According to Article 75(1) of Directive 2013/36/EU (CRD) competent authorities shall collect the information disclosed in accordance with the criteria for disclosure established in points (g), (h) and (i) of Article 450 (1) of Regulation (EU) No 575/2013 (CRR).
Article 13 (1) to (3) of CRR specifies the application of the disclosure requirements on a consolidated basis for EU parent institutions, institutions controlled by EU parent (mixed) financial holding companies and for significant subsidiaries and subsidiaries of material significance for their local markets of EU parent institutions and EU parent (mixed) financial holding companies.
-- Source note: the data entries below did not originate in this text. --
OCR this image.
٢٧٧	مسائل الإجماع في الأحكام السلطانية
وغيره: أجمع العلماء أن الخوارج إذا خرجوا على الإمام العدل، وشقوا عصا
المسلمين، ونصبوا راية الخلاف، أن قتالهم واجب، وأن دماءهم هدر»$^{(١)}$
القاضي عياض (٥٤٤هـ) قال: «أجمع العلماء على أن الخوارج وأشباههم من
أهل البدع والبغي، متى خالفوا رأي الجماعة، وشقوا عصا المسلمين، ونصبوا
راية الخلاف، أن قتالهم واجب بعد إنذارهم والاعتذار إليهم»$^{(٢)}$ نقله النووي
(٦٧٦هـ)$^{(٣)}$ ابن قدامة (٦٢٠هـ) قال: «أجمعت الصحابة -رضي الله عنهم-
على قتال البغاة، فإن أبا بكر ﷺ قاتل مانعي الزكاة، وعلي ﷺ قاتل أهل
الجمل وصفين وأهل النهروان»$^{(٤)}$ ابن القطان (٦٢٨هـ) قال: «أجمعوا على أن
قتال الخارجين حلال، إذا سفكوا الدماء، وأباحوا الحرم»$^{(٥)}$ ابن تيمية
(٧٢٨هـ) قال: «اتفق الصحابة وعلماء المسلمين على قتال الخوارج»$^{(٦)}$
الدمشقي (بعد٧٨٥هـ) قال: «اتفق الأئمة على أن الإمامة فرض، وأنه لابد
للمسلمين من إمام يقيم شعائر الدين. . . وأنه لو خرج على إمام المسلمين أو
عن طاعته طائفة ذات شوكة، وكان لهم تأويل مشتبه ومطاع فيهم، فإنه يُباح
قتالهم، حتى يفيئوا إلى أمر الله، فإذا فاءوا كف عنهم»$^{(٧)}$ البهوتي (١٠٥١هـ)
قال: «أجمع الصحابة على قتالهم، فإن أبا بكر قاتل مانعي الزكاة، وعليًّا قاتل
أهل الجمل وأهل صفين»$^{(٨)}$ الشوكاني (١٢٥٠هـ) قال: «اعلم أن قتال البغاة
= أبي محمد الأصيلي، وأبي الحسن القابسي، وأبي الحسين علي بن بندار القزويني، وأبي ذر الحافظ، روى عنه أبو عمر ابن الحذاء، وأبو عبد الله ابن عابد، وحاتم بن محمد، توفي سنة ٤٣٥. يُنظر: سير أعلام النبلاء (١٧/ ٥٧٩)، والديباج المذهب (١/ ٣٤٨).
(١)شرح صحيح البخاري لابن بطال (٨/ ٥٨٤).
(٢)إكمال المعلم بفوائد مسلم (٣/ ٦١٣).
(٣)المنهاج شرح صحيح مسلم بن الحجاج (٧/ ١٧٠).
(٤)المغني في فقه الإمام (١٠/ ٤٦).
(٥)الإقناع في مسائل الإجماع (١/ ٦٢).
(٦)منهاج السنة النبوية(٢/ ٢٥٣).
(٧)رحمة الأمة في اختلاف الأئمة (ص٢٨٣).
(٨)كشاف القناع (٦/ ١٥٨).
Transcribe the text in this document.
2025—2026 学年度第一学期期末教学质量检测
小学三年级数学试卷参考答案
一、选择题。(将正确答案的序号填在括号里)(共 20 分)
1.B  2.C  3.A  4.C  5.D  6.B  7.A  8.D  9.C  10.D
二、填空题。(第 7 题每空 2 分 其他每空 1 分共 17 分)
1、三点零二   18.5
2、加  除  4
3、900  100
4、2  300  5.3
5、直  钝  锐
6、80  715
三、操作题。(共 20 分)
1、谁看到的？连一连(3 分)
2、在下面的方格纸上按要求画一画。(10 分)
Article 3.1 of the EBA Guidelines on the remuneration benchmarking exercise (EBA/GL/2012/4) provides that the exercise is conducted at the highest level of consolidation, i.e. the EEA consolidation level covering all subsidiaries and branches which have been established by EEA institutions in other Member States and in third countries. Article 5.3 provides that accounting year-end numbers should be submitted.
It follows from the above that, subject to the application of Article 13(3) of CRR, the information has to be submitted on a EEA consolidated basis, containing information of all subsidiaries and branches which have been established by EEA institutions in other Member States and in third countries which were subject to the consolidation at the end of the financial year for which the information is reported. Any mergers or selling of shares in a subsidiary during the past year will thus be duly taken into account.
Significant subsidiaries of EU parent institutions, EU parent financial holding companies or EU parent mixed holding companies and those subsidiaries which are of material significance for their local market shall disclose the information on an individual or sub-consolidated basis.
If a subsidiary 'ab' of group 'A' is sold to group 'B' in April 2013, figures for 2012 (assuming that the financial is equal to the calendar year) will need to be reported by group 'A' including subsidiary 'ab' by the end of June to the competent authority (see Article 5.1 of the Guidelines). In 2014 figures for 2013 will be reported by group 'B' including subsidiary 'ab', assuming that both group A and B are included in the remuneration benchmarking exercise and that the subsidiary is included in the scope of consolidation of the relevant group.
Update 26.03.2021: This Q&A has been reviewed in the light of the changes introduced to Directive 2013/36/EU (CRD) and continues to be relevant.